Note that the order of the elements within each triplet may vary. For example, the triplet (1, 2, 3) can also be represented as (2, 1, 3) or (3, 2, 1). However, the algorithm ensures that only unique triplets are considered, regardless of the order of the elements.

There are 3 algorithmic approaches to solving it:

1. Brute Force Approach: The simplest approach to solve the triplet sum problem is to employ a brute force technique. It involves using three nested loops to iterate over all possible combinations of three elements from the array. 

2. Two-Pointer Approach: A better approach to solving this problem is the Two-Pointer technique. It involves sorting the array in ascending order and then using two pointers: one from the left and another from the right.

3. Hashing Approach: In situations where the array is unsorted, a hashing-based approach can be employed to solve the triplet sum problem efficiently.

The brute force is not so efficient because its time complexity is O(n^3), where n is the size of the array. So, we will not discuss it. We will now study both the two-pointer and hashing approaches.

Two-Pointer Approach for Triplet Sum Problem

The Two-Pointer approach takes advantage of the fact that the array is typically sorted. It involves sorting the array in ascending order. Then, we will use two pointers: one starting from the left (low index) and another from the right (high index).

By moving these pointers inward based on the sum compared with the target value, the algorithm finds the desired triplets. The time complexity of this approach is O(n^2), where n is the size of the array, making it significantly faster than the brute force method.
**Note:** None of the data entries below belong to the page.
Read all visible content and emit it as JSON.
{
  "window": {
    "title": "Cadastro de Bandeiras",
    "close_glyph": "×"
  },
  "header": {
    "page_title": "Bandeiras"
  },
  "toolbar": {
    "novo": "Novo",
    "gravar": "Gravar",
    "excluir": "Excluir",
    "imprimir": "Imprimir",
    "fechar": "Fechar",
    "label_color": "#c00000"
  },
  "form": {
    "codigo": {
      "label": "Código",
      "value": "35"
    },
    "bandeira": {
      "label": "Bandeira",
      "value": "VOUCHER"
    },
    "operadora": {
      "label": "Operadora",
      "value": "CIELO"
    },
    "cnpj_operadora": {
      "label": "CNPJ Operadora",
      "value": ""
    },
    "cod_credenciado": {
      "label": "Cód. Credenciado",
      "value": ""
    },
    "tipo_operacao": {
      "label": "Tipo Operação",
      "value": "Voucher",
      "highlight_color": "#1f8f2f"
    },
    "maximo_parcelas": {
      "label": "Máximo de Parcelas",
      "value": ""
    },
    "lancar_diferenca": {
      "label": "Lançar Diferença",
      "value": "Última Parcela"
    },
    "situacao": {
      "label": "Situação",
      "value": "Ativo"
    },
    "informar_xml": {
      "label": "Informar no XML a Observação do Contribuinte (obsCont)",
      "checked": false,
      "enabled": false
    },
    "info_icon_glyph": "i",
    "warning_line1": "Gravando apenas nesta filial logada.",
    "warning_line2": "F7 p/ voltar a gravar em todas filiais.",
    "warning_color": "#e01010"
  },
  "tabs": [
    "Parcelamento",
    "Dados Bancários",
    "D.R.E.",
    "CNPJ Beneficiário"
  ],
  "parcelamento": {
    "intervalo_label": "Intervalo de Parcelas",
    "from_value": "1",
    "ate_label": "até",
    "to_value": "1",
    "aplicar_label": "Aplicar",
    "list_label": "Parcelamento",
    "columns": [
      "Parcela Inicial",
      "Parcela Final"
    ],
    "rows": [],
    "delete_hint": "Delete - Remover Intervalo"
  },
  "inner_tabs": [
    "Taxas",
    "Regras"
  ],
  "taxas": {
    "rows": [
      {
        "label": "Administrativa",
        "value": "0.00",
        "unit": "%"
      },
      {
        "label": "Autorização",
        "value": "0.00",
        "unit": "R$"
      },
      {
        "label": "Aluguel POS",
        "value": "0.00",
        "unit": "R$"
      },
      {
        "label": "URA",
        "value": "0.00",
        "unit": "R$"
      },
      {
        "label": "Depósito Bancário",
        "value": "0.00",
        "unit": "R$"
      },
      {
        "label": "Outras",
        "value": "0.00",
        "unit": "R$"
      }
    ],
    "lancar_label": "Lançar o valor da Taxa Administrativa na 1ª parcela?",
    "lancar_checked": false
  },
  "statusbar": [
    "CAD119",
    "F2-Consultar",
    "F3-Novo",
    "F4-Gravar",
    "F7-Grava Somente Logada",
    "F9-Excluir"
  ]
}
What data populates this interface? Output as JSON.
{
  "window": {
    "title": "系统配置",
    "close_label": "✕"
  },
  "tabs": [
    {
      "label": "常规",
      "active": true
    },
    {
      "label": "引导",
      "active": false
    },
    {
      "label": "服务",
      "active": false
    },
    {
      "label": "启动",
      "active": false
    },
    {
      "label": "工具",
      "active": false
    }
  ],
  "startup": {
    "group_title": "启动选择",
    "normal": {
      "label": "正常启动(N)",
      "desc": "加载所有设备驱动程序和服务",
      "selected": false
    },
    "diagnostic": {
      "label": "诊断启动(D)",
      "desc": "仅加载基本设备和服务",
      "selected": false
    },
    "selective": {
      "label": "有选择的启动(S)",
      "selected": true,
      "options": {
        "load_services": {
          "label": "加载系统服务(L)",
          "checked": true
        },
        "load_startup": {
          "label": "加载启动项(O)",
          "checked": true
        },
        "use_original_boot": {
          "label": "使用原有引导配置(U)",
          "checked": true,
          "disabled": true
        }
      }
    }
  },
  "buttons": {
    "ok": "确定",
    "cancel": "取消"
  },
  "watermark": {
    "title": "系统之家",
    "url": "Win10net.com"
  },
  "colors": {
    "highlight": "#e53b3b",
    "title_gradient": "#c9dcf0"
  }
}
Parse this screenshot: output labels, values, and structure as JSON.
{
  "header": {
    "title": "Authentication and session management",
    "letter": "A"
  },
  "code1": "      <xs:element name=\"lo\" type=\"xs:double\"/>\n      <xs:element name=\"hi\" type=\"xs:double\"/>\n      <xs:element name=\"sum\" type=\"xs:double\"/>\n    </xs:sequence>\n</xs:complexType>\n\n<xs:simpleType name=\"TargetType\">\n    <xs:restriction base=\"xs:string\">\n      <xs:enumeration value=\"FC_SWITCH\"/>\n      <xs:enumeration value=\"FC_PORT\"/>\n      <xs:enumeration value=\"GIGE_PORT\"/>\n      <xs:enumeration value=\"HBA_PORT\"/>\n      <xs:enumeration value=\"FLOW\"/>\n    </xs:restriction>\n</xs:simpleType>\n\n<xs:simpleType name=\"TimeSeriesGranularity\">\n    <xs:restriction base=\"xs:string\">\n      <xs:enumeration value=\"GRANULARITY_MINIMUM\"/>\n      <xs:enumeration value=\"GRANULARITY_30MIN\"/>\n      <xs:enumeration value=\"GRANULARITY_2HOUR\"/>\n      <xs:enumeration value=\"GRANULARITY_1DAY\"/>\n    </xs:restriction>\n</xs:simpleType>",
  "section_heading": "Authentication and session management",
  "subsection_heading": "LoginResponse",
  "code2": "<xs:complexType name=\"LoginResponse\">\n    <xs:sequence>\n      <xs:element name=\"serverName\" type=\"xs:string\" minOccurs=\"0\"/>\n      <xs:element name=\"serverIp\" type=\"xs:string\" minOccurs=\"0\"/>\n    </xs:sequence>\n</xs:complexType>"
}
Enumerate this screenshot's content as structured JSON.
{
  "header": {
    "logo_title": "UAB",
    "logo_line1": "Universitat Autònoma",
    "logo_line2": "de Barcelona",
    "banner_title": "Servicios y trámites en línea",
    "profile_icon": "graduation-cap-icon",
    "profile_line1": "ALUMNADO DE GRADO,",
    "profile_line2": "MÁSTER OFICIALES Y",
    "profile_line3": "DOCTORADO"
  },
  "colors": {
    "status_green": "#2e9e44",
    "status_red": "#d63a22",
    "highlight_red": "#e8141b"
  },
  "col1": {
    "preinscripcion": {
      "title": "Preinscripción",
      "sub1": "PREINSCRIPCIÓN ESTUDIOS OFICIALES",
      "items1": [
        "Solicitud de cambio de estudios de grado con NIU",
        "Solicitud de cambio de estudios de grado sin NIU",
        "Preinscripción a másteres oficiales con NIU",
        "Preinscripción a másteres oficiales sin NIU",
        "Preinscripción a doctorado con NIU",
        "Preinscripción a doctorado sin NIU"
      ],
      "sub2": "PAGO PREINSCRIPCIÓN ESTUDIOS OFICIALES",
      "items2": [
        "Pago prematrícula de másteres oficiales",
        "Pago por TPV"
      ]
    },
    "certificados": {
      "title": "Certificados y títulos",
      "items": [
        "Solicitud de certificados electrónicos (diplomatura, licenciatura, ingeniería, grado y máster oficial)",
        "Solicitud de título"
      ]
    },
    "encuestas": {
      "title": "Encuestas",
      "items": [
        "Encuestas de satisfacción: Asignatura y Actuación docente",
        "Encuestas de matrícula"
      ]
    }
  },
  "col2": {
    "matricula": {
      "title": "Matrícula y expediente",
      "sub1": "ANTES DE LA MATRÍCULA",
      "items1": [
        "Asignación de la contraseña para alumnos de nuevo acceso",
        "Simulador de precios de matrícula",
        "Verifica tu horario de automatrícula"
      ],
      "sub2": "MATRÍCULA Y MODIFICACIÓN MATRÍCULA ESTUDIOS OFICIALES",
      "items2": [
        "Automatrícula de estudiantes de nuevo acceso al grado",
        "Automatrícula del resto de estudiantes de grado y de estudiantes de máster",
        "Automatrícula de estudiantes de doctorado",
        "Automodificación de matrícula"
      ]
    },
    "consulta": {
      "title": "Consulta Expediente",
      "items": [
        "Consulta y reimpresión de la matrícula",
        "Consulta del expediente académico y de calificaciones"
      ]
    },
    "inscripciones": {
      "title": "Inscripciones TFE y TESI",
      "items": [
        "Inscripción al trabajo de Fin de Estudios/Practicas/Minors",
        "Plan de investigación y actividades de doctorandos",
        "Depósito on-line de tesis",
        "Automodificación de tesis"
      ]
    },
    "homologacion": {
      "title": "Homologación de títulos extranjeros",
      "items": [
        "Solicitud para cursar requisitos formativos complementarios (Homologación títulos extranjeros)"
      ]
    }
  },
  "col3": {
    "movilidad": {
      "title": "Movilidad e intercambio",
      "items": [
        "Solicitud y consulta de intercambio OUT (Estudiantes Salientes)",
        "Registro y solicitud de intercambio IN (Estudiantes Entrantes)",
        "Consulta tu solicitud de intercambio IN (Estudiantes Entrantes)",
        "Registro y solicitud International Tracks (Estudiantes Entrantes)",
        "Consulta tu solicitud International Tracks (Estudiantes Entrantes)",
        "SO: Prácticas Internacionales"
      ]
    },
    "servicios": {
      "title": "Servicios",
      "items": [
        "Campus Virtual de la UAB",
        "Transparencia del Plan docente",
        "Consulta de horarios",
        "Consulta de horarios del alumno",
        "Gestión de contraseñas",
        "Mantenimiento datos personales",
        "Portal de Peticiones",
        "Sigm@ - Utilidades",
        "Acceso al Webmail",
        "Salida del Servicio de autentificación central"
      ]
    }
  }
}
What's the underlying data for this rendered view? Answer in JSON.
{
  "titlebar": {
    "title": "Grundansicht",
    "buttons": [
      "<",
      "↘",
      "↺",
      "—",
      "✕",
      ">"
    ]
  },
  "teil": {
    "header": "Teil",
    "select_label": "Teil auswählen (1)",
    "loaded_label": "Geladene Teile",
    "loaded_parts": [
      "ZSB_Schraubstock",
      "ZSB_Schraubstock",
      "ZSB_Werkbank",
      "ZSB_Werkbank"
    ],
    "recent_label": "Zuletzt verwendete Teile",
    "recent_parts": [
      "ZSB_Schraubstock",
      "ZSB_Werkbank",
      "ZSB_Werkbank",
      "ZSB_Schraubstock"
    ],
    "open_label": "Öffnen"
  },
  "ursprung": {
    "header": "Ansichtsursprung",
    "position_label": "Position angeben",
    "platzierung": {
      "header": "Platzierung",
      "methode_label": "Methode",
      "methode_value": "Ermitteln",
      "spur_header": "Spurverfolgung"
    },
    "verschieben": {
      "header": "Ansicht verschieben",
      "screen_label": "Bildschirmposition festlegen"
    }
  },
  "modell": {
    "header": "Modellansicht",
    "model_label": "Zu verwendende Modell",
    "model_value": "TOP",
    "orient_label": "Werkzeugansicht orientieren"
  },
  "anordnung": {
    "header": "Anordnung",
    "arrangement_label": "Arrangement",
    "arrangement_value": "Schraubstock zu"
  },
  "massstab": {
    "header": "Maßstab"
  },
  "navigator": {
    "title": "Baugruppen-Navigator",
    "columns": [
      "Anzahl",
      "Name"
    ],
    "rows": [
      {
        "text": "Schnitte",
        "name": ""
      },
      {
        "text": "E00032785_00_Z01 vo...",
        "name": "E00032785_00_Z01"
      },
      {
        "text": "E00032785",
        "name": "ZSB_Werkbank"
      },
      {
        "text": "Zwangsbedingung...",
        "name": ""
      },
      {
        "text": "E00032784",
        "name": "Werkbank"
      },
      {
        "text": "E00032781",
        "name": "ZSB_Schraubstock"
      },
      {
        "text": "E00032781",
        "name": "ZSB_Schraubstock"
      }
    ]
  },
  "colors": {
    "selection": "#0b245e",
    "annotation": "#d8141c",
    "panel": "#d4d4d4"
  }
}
Following is the C++ implementation for Two-Ponter Approach to solve the Triplet Sum Problem: 

#include 
#include 
#include 

using namespace std;

vector<vector<int>> findTriplets(vector<int>& nums, int target) {
    vector<vector<int>> result;

    // Sorting the array in ascending order
    sort(nums.begin(), nums.end());

    int n = nums.size();

    for (int i = 0; i < n - 2; i++) {
        // Skipping duplicate elements
        if (i > 0 && nums[i] == nums[i - 1])
            continue;

        int left = i + 1;
        int right = n - 1;

        while (left < right) {
            int sum = nums[i] + nums[left] + nums[right];

            if (sum == target) {
                result.push_back({ nums[i], nums[left], nums[right] });

                // Skipping duplicate elements
                while (left < right && nums[left] == nums[left + 1])
                    left++;
                while (left < right && nums[right] == nums[right - 1])
                    right--;

                left++;
                right--;
            }
            else if (sum < target) {
                left++;
            }
            else {
                right--;
            }
        }
    }

    return result;
}

int main() {
    vector<int> nums = { 1, 4, 2, 3, 0, 5, -1 };
    int target = 6;

    vector<vector<int>> triplets = findTriplets(nums, target);

    // Displaying the triplets that sum up to the target value
    for (const auto& triplet : triplets) {
        cout << "(";
        for (int i = 0; i < 3; i++) {
            cout << triplet[i];
            if (i != 2)
                cout << ", ";
        }
        cout << ")" << endl;
    }

    return 0;
}

Output:

(-1, 2, 5)
(-1, 3, 4)
(0, 1, 5)
(0, 2, 4)
(1, 2, 3)

In this code, we define the findTriplets function that takes an array (nums) and a target value as parameters. The function uses the Two-Pointer approach to find all unique triplets whose sum equals the target value. The algorithm first sorts the array in ascending order and then iterates through it using a loop.

Within the loop, two pointers (left and right) are initialized to find the remaining two elements. If the sum of the current triplet matches the target value, it is added to the result vector. The algorithm skips duplicate elements and continues searching for other possible triplets. Finally, it returns the result vector containing all the triplets.

In the main function, we demonstrate the usage of the findTriplets function by providing an array of integers (nums) and a target value. The code calls the function and then displays the found triplets that sum up to the target value.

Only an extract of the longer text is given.